Les parkings du CHU-Liège rachetés par… le CHU-Liège! Une affaire CHU-per bizarre…
Que faire quand on a de gros problèmes financiers? Le CHU de Liège a une solution originale: racheter pour plus de 50 millions d’euros les parkings qu’une société lui a construits … mais qu’elle ne parvient pas à rentabiliser parce que les coûts sont trop élevés!
Plongée dans une histoire étonnante pleine de bétonnières, d’asphalteuses, de demandes de permis et de contrats de construction et d’exploitation de parkings en Cité Ardente.
Un brin d’histoire
Tout commence dans les années 60. Constatant l’impossibilité d’adapter aux nouvelles techniques le vieil hôpital de Bavière, installé en plein centre ville dans le quartier d’Outremeuse à Liège depuis le 19e siècle, l’Université de Liège et le CPAS de la ville, qui collaboraient au sein de l’établissement, décident dans les années 1960 de se séparer.
L’université opte pour le site du Sart Tilman, où elle crée à la même période un vaste campus, pour y installer un Centre hospitalier universitaire (CHU). Quant au CPAS, il établit un Centre hospitalier régional (CHR) sur le site de la Citadelle.
Le bâtiment du Sart Tilman est inauguré en 1985. Rapidement le CHU acquiert d’autres sites hospitaliers, notamment l’hôpital d’Esneux – qui devient en 1992 le CHU Ourthe-Amblève – et la clinique Notre-Dame des Bruyères de Chênée – qui devient en 2002 le CHU Notre-Dame des Bruyères (ou CHU Bruyères dans le langage courant).
Au fil du temps, le CHU continue de diversifier et d’augmenter ses activités, construit de nouveaux bâtiments, essentiellement au Sart-Tilman et aux Bruyères et décide de fortement agrandir les parkings sur plusieurs de ses sites.
Au Sart Tilman, l’opération prend de (très) longues années et se termine en octobre 2023. Si les parkings s’avèrent globalement remplis, le fait qu’ils soient devenus payants provoque un parking sauvage qui s’étend lui aussi en mode « mérule » tout au long des voies d’accès au parking officiel.
Aux Bruyères, le projet vise aussi à l’agrandissement du site, via la construction de nouveaux étages sur certains bâtiments et l’extension des parkings. Mais, ici, l’histoire va se corser…

Vue du CHU Notre-Dame des Bruyères (extrait du site internet du CHU)

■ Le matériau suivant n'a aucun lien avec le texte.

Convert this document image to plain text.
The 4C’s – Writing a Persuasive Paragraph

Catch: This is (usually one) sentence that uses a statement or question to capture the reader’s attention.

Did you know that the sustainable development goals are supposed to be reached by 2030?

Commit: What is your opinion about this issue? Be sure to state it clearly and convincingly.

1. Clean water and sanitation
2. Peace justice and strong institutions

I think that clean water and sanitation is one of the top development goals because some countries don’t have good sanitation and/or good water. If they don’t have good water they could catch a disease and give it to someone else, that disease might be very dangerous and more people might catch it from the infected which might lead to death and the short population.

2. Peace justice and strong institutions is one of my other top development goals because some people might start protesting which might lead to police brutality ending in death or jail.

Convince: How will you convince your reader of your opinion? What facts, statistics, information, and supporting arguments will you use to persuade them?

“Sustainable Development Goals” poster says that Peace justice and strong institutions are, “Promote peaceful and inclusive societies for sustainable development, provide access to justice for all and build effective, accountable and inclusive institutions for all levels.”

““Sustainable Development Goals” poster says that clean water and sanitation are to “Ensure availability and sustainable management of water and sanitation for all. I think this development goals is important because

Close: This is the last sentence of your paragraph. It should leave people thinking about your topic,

Petits pas et saucissonnage
Pendant des années, le CHU dépose en effet des demandes de permis à jet continu mais ces demandes portent chaque fois sur des éléments ponctuels et limités (la destruction de parties d’une ancienne ferme, l’érection d’une nouvelle chaufferie, la construction d’un vestiaire pour le personnel,…). Cette pratique du saucissonnage a le don d’énerver beaucoup de monde. La Plateforme Ry-Ponet tout d’abord, un collectif aguerri qui défend les espaces verts et les terres agricoles d’un grand site jouxtant le CHU Bruyères. Mais aussi les autorités qui doivent donner un avis (la Ville de Liège et parfois la commune limitrophe de Beyne-Heusay) et celles qui doivent rendre la décision finale (les fonctionnaires compétents de la Région wallonne).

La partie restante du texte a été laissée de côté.